Lärmaktionsplan liegt im Rathaus aus

Diese sind Grundlage für einen Lärmaktionsplan, den die Gemeinde zurzeit erarbeitet. Ein Entwurf dieses Plans, der auf einem Muster des Landes beruht und vom Hamburger Ingenieurbüro Lärmkontor erstellt wurde, liegt derzeit im Rathaus in Hittfeld aus.

Wie groß ist die Lärmbelastung an den Hauptverkehrsstraßen in Seevetal? Um zu dieser Frage verlässliche Antworten zusammenzustellen, ist die Gemeinde verpflichtet, einen Lärmaktionsplan zu erstellen. Der umfasst die Lärmbelastung, weist ruhige Gebiete aus und zeigt langfristige Strategien zur Verbesserung der Situation auf.

Betrachtet werden alle Autobahnen, Bundes- und Landesstraßen im Gemeindegebiet, auf denen mehr als 8000 Fahrzeuge täglich unterwegs sind. Das entspricht jeweils etwa drei Millionen Fahrzeugen im Jahr. In Seevetal sind dies die A 1, die A 7 und die A 39 sowie die L 213 auf ihrem Abschnitt von Helmstorf über Hittfeld bis Emmelndorf und Fleestedt.

Kernproblem sind die Autobahnen

Vier Anschlussstellen – Hittfeld, Ramelsloh, Fleestedt und Maschen – sowie das Horster Dreieck und das Maschener Kreuz verbinden das Gemeindegebiet mit den Autobahnen. Zusätzlich ist die L 213 zwischen den Anschlussstellen Fleestedt (A 7) und Hittfeld (A 1) als Abkürzung beliebt und entsprechend stark befahren.

Die Belastung entlang der Hauptverkehrsstraßen trifft fast jeden dritten Menschen in der rund 41.000-Einwohner-Gemeinde. Diesen Schätzungen zufolge herrscht auf einer Fläche von rund 33 Quadratkilometern – etwa ein Drittel der Gemeindefläche – sogenannter Umgebungslärm von mehr als 55 Dezibel. Von hohen Lärmwerten über 65 Dezibel, die als potenziell gesundheitsgefährdend gelten, sind 1100 Menschen betroffen, sehr hohe Lärmbelastungen über 70 Dezibel treffen 200 Seevetaler. Nachts gelten jeweils etwas geringere Werte als Indikator für Lärm.

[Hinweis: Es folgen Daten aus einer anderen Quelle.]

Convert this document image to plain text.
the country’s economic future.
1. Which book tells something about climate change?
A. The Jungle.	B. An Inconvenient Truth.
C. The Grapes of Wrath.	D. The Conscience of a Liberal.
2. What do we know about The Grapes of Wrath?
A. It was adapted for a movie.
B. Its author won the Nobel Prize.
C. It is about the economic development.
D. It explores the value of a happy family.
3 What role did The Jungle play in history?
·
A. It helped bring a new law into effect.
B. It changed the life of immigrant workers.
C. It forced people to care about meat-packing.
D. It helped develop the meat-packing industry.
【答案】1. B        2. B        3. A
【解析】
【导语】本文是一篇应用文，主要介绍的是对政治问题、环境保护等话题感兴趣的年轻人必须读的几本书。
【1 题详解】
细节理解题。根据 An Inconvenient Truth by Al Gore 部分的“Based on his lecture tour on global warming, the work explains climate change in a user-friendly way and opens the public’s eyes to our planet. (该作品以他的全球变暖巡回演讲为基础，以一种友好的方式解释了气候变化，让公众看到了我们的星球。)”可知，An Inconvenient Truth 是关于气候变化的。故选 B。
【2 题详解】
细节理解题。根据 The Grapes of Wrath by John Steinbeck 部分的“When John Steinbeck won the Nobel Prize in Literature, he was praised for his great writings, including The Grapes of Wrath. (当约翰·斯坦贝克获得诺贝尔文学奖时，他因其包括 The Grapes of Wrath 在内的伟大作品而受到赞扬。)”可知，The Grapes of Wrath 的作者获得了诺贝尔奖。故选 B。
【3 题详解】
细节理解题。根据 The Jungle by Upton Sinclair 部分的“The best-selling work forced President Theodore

Bahnstrecken belasten Meckelfeld

In dem Plan ist auch die Lärmbelastung an den Haupteisenbahnstrecken aufgeführt. Sie wurde durch das Eisenbahnbundesamt zuvor in einem gesonderten Aktionsplan erfasst. Seevetal wird durchzogen von den beiden großen Bahnstrecken zwischen Hannover und Hamburg sowie Bremen und Hamburg. Dort betrifft die Lärmbelastung 10.760 Menschen auf einer Fläche von rund 21 Quadratkilometern.

Als Grundlage für den Plan hat das beauftragte Büro die Daten der Lärmkartierung des Landes verwendet. Die wurden in den Jahren 2015 bis 2017 vom Umweltministerium erhoben und mit den Kommunen abgestimmt. Die Werte sind nicht das Ergebnis tatsächlicher Messungen vor Ort, sondern sie werden mit Hilfe einer europaweit einheitlichen Methode berechnet.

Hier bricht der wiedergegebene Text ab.